The other interesting element, and if I can find the links I’ll put them down below, is around nutrition. I found an amazing YouTube channel where a guy had researched nutrition, hydration, and the use of electrolytes for through-hikers. I found that really fascinating stuff and some of the big standouts for me were that carbs are not necessarily your best friend for energy on long-distance hiking. Carbs will get you going for the first hour or two and then they’re going to turn into glycogen, and sugars, and fuel the muscles for the first couple of hours, but they’re going to burn off. The long-term energy it seems comes really from proteins, fats, oils, that kind of stuff. I’m trialing that on this one. At a break, for example, an hour ago I made sure I had a cheese roll and I put olive oil in it. I’m getting the bread for the instant sort of sugar hit and then the proteins and fats for the longer burn. And you know, maybe it’s in my head, but I have to say within about 15 minutes or so, I felt like there was a bit more energy in my muscles.
The other thing I’m trying is salt sticks, which the same channel was recommending. These are not just salt, but they are a particular tablet designed for, I suppose athletes.
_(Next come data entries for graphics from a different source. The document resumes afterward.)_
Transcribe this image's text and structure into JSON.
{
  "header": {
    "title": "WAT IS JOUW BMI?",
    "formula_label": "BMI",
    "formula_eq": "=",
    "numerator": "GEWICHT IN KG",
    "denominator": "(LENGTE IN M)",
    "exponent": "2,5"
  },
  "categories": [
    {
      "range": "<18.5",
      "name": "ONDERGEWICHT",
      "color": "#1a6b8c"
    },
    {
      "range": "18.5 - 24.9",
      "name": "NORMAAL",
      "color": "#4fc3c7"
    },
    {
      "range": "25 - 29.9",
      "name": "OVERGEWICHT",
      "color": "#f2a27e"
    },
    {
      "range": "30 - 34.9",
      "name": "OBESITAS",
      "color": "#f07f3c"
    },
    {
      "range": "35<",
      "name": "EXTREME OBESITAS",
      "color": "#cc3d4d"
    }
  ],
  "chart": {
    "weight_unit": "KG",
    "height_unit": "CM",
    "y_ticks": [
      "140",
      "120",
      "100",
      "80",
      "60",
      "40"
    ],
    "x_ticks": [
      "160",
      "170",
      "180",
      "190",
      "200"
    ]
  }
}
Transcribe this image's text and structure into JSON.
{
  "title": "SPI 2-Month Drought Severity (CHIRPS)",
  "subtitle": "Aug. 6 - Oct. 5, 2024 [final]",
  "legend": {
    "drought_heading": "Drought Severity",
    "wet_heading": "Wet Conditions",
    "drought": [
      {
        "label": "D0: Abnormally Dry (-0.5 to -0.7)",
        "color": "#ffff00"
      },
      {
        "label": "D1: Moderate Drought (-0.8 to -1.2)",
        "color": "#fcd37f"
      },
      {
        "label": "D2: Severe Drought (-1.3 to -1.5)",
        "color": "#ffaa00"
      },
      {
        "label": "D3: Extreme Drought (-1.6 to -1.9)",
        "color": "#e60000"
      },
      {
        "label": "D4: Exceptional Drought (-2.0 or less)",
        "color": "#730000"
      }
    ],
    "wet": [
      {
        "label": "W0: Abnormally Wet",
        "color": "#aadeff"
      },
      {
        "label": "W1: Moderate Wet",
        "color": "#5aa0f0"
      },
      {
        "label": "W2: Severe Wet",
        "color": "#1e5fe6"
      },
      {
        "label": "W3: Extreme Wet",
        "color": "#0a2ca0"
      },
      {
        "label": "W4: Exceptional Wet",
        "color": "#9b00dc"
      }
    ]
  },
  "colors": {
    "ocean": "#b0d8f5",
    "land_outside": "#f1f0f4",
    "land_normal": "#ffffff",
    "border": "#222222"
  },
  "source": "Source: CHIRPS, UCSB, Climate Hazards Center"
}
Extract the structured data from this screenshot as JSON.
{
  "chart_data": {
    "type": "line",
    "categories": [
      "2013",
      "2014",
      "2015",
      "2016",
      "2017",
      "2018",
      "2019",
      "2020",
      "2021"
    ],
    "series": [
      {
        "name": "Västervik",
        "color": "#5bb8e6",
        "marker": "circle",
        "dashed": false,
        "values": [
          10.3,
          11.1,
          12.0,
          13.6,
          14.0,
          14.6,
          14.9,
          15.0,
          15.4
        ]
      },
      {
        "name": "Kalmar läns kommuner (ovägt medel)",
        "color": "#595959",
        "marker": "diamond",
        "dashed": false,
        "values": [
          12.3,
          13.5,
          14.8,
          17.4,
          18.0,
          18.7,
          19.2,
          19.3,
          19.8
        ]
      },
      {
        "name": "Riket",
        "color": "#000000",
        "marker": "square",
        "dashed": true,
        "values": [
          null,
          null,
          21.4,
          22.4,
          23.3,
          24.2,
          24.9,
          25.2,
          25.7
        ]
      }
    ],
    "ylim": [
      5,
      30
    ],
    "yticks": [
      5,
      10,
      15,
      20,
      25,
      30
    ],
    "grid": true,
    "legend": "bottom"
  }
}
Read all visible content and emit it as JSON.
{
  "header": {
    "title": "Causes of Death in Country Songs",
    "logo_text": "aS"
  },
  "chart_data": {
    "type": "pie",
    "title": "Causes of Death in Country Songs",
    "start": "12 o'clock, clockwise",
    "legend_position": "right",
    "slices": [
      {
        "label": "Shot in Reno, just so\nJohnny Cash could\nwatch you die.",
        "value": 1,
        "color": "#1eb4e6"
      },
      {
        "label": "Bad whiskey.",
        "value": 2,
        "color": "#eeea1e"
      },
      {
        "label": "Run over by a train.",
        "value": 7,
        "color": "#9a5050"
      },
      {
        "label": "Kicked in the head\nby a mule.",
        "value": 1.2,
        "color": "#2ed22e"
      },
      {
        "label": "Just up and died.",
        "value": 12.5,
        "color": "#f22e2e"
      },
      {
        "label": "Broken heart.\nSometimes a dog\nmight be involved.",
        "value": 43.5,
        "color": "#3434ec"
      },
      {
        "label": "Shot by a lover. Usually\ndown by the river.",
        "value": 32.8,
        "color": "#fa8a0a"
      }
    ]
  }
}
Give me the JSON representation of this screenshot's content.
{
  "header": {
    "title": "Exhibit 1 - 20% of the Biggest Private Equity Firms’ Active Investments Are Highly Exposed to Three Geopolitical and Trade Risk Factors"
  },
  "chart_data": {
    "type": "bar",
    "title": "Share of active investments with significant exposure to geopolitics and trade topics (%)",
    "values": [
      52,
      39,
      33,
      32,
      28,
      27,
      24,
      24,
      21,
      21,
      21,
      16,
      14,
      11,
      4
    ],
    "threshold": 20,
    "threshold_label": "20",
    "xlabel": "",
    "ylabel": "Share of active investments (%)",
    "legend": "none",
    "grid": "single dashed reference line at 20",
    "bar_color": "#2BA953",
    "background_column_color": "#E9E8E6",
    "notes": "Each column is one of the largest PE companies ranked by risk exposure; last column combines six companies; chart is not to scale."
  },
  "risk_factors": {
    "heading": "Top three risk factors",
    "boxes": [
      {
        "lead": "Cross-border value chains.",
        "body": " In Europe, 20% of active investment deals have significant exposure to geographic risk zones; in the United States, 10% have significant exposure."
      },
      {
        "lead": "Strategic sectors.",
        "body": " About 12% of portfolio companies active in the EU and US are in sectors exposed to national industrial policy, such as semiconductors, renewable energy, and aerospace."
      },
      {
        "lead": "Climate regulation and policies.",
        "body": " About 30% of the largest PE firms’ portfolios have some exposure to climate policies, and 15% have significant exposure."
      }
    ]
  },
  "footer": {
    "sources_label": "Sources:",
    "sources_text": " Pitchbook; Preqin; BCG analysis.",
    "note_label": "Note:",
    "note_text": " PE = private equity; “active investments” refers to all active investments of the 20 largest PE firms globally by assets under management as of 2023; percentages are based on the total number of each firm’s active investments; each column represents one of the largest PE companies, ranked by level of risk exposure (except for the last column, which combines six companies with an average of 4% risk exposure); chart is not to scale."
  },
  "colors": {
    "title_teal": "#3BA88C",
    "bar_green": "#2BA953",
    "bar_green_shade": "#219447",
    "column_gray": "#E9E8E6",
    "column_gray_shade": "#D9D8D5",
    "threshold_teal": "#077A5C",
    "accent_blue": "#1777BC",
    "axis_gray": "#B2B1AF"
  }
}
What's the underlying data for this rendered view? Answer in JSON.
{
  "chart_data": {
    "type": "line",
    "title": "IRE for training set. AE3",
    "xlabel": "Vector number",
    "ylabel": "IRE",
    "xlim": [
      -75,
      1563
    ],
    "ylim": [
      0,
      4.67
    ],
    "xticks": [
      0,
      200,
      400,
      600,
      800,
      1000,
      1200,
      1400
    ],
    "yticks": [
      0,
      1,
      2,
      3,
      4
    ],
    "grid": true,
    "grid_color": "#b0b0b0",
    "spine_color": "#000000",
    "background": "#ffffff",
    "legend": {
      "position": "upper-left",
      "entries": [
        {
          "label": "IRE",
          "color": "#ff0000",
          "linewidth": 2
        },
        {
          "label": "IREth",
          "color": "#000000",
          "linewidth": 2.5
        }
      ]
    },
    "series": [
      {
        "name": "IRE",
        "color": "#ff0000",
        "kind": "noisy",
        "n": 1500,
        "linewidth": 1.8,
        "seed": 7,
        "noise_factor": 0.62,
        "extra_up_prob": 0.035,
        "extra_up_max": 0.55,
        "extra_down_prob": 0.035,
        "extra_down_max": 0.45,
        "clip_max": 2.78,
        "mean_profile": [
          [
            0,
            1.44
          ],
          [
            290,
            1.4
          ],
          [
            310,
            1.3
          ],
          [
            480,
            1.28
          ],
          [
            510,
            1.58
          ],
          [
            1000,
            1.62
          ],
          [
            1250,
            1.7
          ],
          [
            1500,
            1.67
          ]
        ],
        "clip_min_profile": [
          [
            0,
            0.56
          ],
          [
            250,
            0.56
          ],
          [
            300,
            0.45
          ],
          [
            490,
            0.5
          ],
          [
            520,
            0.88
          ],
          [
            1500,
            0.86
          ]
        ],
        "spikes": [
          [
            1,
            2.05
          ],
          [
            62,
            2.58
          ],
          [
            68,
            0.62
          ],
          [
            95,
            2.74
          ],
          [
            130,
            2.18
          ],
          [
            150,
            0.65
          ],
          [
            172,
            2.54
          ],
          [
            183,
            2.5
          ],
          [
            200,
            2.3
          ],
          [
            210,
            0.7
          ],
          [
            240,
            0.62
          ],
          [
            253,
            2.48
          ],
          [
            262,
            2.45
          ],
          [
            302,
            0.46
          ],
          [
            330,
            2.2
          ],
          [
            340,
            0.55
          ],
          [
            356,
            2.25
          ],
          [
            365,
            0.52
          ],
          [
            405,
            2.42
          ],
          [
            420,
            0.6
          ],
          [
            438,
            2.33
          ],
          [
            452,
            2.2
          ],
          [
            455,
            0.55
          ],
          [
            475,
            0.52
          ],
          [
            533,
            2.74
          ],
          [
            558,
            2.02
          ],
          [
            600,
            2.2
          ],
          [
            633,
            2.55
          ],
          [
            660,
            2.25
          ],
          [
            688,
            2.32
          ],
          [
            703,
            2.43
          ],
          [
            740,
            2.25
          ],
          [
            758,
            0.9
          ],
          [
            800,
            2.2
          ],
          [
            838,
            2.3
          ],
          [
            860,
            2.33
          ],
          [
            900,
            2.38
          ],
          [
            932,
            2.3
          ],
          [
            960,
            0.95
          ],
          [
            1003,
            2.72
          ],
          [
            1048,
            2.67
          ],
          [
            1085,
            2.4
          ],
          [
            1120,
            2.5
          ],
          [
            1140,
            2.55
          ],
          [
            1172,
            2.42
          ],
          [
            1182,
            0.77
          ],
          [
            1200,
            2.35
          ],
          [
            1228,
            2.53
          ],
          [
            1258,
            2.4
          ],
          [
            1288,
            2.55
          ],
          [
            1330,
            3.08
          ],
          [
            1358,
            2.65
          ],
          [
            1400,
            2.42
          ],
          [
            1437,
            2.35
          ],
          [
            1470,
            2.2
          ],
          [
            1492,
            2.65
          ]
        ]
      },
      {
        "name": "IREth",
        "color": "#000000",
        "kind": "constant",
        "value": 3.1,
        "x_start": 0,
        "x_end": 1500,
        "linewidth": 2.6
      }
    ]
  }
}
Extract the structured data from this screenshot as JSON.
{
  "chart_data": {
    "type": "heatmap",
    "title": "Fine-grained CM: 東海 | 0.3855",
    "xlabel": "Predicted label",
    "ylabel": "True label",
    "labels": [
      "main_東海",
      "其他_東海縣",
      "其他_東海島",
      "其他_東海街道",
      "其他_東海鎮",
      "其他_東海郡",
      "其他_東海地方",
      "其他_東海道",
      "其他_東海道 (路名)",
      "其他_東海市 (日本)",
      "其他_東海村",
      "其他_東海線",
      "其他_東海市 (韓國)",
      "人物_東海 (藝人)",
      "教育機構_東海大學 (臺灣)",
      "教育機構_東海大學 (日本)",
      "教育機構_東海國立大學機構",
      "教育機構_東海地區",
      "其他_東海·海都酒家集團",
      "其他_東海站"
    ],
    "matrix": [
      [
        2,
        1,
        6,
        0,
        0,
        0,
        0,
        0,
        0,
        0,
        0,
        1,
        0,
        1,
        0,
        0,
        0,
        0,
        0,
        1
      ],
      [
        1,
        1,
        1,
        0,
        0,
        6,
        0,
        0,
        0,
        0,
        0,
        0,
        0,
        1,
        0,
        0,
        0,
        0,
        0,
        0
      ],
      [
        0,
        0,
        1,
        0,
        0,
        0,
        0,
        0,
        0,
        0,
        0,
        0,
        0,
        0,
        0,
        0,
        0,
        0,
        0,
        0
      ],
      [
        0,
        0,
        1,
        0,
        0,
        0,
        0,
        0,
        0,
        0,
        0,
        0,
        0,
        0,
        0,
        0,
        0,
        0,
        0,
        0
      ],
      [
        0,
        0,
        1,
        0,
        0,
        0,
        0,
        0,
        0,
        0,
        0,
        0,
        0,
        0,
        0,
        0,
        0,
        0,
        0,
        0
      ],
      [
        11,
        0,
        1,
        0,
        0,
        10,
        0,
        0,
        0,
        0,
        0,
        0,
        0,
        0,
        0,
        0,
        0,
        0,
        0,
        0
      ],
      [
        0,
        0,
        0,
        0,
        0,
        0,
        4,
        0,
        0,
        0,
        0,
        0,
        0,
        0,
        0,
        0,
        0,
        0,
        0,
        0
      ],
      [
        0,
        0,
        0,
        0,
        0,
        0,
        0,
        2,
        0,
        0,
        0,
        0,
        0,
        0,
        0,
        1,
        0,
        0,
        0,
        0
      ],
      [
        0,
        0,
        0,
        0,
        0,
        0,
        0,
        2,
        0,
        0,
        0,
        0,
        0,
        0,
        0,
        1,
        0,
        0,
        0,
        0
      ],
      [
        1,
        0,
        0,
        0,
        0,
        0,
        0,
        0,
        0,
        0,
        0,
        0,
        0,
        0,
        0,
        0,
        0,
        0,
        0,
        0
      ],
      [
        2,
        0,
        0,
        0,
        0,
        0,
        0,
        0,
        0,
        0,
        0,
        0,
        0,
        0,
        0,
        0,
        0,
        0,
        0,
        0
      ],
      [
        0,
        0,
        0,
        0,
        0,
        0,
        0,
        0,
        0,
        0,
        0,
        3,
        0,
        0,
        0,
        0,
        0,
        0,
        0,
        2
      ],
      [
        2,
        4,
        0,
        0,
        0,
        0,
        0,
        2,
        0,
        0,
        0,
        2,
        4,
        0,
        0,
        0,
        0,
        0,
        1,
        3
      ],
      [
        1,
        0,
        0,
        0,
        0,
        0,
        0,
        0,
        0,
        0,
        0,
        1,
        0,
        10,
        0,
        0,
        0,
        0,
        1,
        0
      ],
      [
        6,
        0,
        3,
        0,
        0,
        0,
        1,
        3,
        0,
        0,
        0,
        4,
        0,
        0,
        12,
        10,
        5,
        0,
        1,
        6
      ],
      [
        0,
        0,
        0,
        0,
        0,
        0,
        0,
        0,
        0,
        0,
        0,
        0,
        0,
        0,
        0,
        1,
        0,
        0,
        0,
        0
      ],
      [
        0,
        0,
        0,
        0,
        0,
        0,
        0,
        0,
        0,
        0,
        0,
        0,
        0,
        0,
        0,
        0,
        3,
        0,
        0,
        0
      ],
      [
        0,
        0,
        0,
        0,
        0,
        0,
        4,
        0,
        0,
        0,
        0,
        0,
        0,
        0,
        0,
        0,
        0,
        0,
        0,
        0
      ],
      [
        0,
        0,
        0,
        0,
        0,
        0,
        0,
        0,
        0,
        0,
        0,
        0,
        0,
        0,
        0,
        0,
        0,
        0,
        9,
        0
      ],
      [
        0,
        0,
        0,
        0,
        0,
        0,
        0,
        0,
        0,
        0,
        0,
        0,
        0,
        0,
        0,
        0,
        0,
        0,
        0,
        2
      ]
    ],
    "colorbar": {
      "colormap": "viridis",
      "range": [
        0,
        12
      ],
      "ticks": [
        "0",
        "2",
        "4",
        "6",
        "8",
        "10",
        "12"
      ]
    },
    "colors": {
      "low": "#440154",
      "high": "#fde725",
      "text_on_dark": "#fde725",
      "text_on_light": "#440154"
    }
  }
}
They have a really good mix of electrolytes and so on in the tablets so you don’t really have to worry about how much you’re taking. Again, it might be my imagination, but I’ve been taking these every couple of hours and I’m not getting the muscle pain or the tendon pain that I normally would. So, I’m making sure that I’m hydrated. Then I’m fueled and I’ve got the right electrolytes and, touch wood, it’s working out pretty well.
If you have walked some of the Caminos with much more infrastructure, you’ll know if you’re planning the VDLP that you’ve really got a plan ahead each day and think about how much water you’re carrying, how much food you’re carrying. I think the important bit for me is not just the quantity but monitoring it as you are going. The other thing is, of course, there can be a tendency to carry too much.
And it’s interesting the section today is 18K’s with you know nothing from start to finish. When I first walked the Camino Frances that stage out of Carrion where it’s 17 km without water, and it kind of freaks everyone out. And I can remember I was carrying three liters of water on that section. Well, you know, this is 18K. It’s a relatively short section with no water or anything and I’m carrying sufficient two liters. I don’t need to carry three, that’s an extra kilo. So hopefully my 10 km per liter will work out for the rest of the journey.